The water in the inlet is brackish (with both freshwater and saltwater) so this facility must constantly deal with very serious corrosion issues–even stainless steel has had problems at this facility in the past. Shelter Works’ fiberglass construction is perfect for this type of environment.
The treatment system is expected to operate for the next 30 years, so Shelter Works’ high-quality construction and 25-year warranty were important to them. The project was managed by Frank Capitani of Leidos Engineering, one of the leading systems integrators in science, technology, and engineering. He explained how his clients feel about the Shelter Works shelter, saying, “They LOVE it. It’s a shelter of the highest quality, which is what is needed because this custom fiberglass enclosure needs to last for a longtime.”
The new treatment system shelter needed to fit into a limited available space at the site and house three individual rooms within one building (two large treatment equipment rooms and a control room). The larger equipment rooms also required full, open access to the equipment within. Shelter Works constructed the shelter and rooms to the exact dimensions the engineers requested and provided custom-length full-opening roll-up doors for the equipment rooms.
CLASS I DIV II ELECTRICAL PACKAGE
One of the treatment rooms had to be outfitted with an “explosion-proof” electrical package. Shelter Works offers multiple electrical packages to deal with any such specific needs.
The site engineers required secondary containment in the two treatment rooms to capture any potential leaks from the equipment and piping, and Shelter Works delivered by constructing the floors and walls of the treatment rooms “puncture free” up to five inches above the ground, including a five-inch lip at the roll-up doors. This created waterproof containment basins five inches deep, integrated into the very structure of the shelter.
ELEVATED CONTROL ROOM FLOOR
Because of the potential for future flooding, the engineers required that all electrical equipment in the shelter be installed above the two foot high water mark set by Sandy.
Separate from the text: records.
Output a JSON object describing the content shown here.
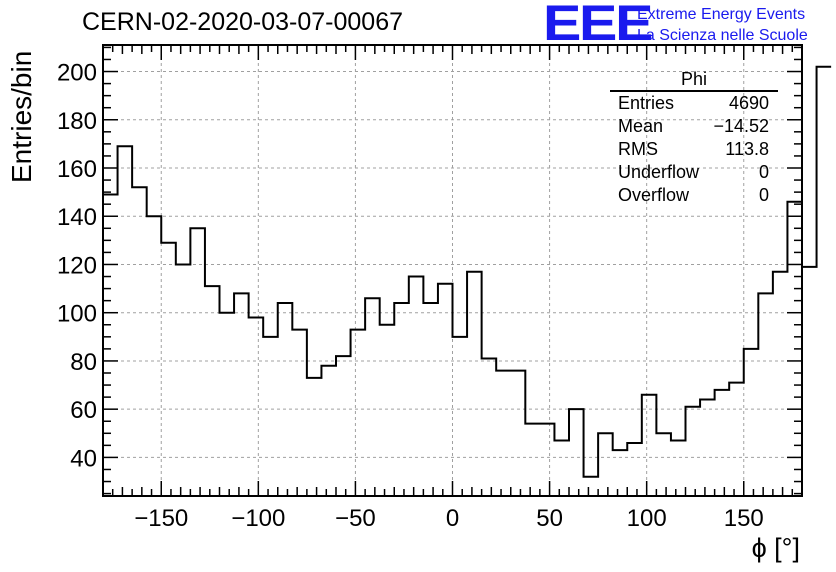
{
  "chart_data": {
    "type": "histogram",
    "title": "CERN-02-2020-03-07-00067",
    "xlabel": "ϕ [°]",
    "ylabel": "Entries/bin",
    "xlim": [
      -180,
      180
    ],
    "ylim": [
      24,
      211
    ],
    "bin_width": 7.5,
    "x_ticks": [
      -150,
      -100,
      -50,
      0,
      50,
      100,
      150
    ],
    "x_tick_labels": [
      "−150",
      "−100",
      "−50",
      "0",
      "50",
      "100",
      "150"
    ],
    "y_ticks": [
      40,
      60,
      80,
      100,
      120,
      140,
      160,
      180,
      200
    ],
    "y_tick_labels": [
      "40",
      "60",
      "80",
      "100",
      "120",
      "140",
      "160",
      "180",
      "200"
    ],
    "grid": true,
    "bin_edges_start": -180,
    "values": [
      149,
      169,
      152,
      140,
      129,
      120,
      135,
      111,
      100,
      108,
      98,
      90,
      104,
      93,
      73,
      78,
      82,
      93,
      106,
      95,
      104,
      115,
      104,
      112,
      90,
      117,
      81,
      76,
      76,
      54,
      54,
      47,
      60,
      32,
      50,
      43,
      46,
      66,
      50,
      47,
      61,
      64,
      68,
      71,
      85,
      108,
      117,
      146,
      119,
      202
    ]
  },
  "stats": {
    "title": "Phi",
    "rows": [
      {
        "label": "Entries",
        "value": "4690"
      },
      {
        "label": "Mean",
        "value": "−14.52"
      },
      {
        "label": "RMS",
        "value": "113.8"
      },
      {
        "label": "Underflow",
        "value": "0"
      },
      {
        "label": "Overflow",
        "value": "0"
      }
    ]
  },
  "branding": {
    "logo": "EEE",
    "org_line1": "Extreme Energy Events",
    "org_line2": "La Scienza nelle Scuole",
    "color": "#1a1aee"
  }
}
This created a potential problem for the tall, heavy motor control center (MCC) in the control room that was too heavy to be wall mounted, and too tall to be stand-mounted (would need a ladder to reach the top of the MCC). Shelter Works solved this problem by elevating the control room floor two feet, allowing the MCC to be floor mounted above the high-water mark.
The site location has strict weight per square foot restrictions. Shelter Works’ light weight construction was combined with load spreading plates to ensure that there would be no issues at this site.